Avec la participation de Robert Davezac, né à Alger en 1941, ex-OAS, devenu historien après des études supérieures entamées à 40 ans ; de Gérard Lehmann, écrivain, auteur de La cendre et la braise sur l’OAS ; de Wolf Albes, éditeur ; de Maria Alonso, journaliste ; de Nicole Guiraud, victime à sept ans de l’attentat du 30 septembre 1956 au Milk Bar d’Alger, et de moi-même
Mais ces journées de Masseube ne peuvent pas n’être qu’un week-end studieux. Les Pieds-Noirs, c’est dans leur nature et c’est tant mieux, quelquefois même sans le savoir, s’efforcent toujours de mettre du sourire dans les choses sérieuses et du sérieux dans le plaisir.

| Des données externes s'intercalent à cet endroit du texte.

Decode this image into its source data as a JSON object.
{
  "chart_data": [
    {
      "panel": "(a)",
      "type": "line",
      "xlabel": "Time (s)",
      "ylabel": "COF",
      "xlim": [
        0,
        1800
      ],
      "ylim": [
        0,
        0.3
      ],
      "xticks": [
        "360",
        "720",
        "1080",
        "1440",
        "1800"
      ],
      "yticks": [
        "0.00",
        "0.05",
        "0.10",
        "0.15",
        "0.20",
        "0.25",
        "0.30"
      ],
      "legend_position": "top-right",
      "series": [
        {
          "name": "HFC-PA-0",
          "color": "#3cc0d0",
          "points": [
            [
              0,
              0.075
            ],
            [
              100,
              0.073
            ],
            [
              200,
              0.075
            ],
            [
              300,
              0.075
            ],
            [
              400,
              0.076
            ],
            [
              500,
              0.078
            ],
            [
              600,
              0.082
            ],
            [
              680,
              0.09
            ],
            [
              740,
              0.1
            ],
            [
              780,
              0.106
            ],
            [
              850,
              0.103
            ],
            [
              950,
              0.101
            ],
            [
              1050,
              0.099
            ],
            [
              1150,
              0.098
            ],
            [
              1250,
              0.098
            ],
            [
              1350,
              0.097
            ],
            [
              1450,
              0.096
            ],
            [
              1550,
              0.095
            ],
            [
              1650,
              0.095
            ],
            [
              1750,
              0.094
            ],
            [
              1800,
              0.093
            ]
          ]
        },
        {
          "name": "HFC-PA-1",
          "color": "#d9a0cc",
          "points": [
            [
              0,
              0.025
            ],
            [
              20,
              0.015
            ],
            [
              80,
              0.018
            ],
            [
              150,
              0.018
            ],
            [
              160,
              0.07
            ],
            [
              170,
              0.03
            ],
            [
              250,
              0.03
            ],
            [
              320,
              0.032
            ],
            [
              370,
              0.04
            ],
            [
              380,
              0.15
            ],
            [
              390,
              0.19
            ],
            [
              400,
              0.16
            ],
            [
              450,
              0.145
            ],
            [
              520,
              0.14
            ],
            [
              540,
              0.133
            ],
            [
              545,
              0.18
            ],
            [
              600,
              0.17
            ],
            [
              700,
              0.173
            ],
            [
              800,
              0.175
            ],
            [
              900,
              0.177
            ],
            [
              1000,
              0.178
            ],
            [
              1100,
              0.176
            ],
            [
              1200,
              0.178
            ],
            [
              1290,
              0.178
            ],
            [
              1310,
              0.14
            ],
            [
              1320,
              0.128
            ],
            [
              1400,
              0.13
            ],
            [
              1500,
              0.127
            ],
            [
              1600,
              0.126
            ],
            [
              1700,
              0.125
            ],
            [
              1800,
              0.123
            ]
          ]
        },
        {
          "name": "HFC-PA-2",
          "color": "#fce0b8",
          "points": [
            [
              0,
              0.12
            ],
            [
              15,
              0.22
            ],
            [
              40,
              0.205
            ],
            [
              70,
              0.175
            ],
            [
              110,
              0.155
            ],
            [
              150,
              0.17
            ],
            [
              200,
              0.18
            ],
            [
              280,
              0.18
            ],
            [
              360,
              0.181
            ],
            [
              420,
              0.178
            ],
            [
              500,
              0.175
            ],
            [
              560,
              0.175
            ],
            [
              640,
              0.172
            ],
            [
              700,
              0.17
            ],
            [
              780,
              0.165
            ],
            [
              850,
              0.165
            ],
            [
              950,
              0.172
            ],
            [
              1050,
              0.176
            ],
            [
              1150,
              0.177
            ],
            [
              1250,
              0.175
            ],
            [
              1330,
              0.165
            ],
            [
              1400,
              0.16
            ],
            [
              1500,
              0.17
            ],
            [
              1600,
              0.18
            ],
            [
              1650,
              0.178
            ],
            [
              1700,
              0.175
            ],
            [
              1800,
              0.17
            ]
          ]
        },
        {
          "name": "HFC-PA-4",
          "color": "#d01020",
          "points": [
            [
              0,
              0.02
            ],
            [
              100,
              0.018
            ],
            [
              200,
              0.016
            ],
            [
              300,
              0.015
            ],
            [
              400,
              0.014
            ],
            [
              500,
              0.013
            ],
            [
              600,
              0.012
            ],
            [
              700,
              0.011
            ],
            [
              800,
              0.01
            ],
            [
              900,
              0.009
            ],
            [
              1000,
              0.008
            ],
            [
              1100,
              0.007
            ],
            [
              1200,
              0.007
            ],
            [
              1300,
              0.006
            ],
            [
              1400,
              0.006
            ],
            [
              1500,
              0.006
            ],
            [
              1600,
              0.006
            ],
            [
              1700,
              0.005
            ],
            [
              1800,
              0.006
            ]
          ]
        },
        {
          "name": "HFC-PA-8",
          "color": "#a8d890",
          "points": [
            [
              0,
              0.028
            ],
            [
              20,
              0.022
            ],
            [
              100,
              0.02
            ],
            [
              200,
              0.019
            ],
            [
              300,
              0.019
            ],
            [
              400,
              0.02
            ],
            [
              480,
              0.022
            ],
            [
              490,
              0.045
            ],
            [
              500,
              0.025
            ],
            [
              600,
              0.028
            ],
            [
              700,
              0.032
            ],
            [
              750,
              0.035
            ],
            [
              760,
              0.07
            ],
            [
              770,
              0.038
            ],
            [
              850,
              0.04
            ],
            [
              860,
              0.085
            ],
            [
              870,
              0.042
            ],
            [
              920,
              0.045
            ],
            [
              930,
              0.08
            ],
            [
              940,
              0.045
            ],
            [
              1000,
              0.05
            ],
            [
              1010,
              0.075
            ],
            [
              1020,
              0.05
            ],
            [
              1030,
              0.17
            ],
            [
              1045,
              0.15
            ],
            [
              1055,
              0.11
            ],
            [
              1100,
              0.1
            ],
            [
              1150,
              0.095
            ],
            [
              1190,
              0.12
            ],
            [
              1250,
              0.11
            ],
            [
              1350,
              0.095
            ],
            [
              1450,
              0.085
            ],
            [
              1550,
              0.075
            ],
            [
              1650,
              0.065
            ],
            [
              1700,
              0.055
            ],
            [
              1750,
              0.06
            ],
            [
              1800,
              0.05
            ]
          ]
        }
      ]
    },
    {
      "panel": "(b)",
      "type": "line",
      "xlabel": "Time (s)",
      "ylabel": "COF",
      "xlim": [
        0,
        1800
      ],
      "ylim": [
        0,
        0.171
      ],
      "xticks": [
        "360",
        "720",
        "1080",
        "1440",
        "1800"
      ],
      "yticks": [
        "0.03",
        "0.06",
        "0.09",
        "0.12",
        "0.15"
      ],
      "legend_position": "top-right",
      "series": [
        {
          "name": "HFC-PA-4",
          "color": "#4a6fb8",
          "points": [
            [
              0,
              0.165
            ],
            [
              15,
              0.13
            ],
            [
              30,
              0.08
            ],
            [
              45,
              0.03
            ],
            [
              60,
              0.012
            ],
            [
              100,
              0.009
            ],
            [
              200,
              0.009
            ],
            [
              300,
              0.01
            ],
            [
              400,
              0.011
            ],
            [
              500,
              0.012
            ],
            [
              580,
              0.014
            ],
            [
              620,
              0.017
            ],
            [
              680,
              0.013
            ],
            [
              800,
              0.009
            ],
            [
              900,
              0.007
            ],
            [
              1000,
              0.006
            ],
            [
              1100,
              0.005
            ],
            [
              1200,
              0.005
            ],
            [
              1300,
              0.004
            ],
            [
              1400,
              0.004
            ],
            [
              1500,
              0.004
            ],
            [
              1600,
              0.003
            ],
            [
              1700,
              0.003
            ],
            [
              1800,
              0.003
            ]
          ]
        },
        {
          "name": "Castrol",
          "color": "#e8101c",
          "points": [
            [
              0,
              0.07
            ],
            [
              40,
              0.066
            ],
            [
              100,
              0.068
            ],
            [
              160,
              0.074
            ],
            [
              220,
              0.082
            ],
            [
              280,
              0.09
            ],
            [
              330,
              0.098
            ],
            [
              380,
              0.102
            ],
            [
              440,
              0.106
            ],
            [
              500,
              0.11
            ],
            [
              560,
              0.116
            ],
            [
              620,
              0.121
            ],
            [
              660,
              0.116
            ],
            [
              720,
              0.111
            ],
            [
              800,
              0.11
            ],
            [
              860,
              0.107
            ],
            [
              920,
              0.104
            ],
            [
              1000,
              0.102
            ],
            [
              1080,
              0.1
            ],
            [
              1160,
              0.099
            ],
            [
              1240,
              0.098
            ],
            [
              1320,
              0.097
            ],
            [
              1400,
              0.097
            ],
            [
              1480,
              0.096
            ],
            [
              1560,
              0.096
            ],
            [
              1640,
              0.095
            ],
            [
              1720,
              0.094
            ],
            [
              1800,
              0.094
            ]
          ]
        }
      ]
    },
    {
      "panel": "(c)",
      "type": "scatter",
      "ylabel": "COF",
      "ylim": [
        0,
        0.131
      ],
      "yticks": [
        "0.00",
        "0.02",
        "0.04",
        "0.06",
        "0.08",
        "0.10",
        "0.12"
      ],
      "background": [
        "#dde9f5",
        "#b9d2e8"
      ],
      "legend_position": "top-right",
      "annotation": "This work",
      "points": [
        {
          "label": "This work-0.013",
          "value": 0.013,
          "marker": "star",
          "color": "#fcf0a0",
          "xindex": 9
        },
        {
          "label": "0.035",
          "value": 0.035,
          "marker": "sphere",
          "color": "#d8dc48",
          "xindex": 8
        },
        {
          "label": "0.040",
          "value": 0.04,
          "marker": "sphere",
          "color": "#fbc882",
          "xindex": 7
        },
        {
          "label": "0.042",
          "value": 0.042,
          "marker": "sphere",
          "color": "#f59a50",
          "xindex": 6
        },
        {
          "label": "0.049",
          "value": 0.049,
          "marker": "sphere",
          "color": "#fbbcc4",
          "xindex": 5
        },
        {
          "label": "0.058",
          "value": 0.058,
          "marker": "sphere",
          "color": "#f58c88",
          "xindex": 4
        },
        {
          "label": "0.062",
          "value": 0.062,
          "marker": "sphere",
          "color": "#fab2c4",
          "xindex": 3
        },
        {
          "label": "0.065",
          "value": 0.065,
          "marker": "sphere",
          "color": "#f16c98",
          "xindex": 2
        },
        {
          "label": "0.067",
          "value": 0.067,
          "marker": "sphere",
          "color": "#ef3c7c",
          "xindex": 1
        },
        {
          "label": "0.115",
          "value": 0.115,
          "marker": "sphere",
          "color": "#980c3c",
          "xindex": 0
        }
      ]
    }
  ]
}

Qu’ils viennent pour le colloque ou tout simplement pour être ensemble, qu’ils soient des philosophes amateurs ou des spécialistes de Camus, des politiques ou des curieux, qu’ils carburent aux nourritures spirituelles ou qu’ils préfèrent les nourritures terrestres (toutes compatibles !) il va sans dire que les participants à ces journées auront tous matière à tirer profit de leur visite. Plus sérieusement, à titre personnel, je souhaite que les PN résidant en Midi-Pyrénées, en Aquitaine ou dans les Départements limitrophes, viennent nombreux à Masseube les 29 et 30 juin prochains et je rêve même d’y voir trois générations de PN ensemble. C’est pourquoi j’en appelle aux lecteurs qui le pourront, en particulier aux signataires de la pétition « Taisez-vous, Elkabbach ! », pour qu’ils viennent me retrouver dès le samedi 29 juin au Campus Saint-Christophe de Masseube.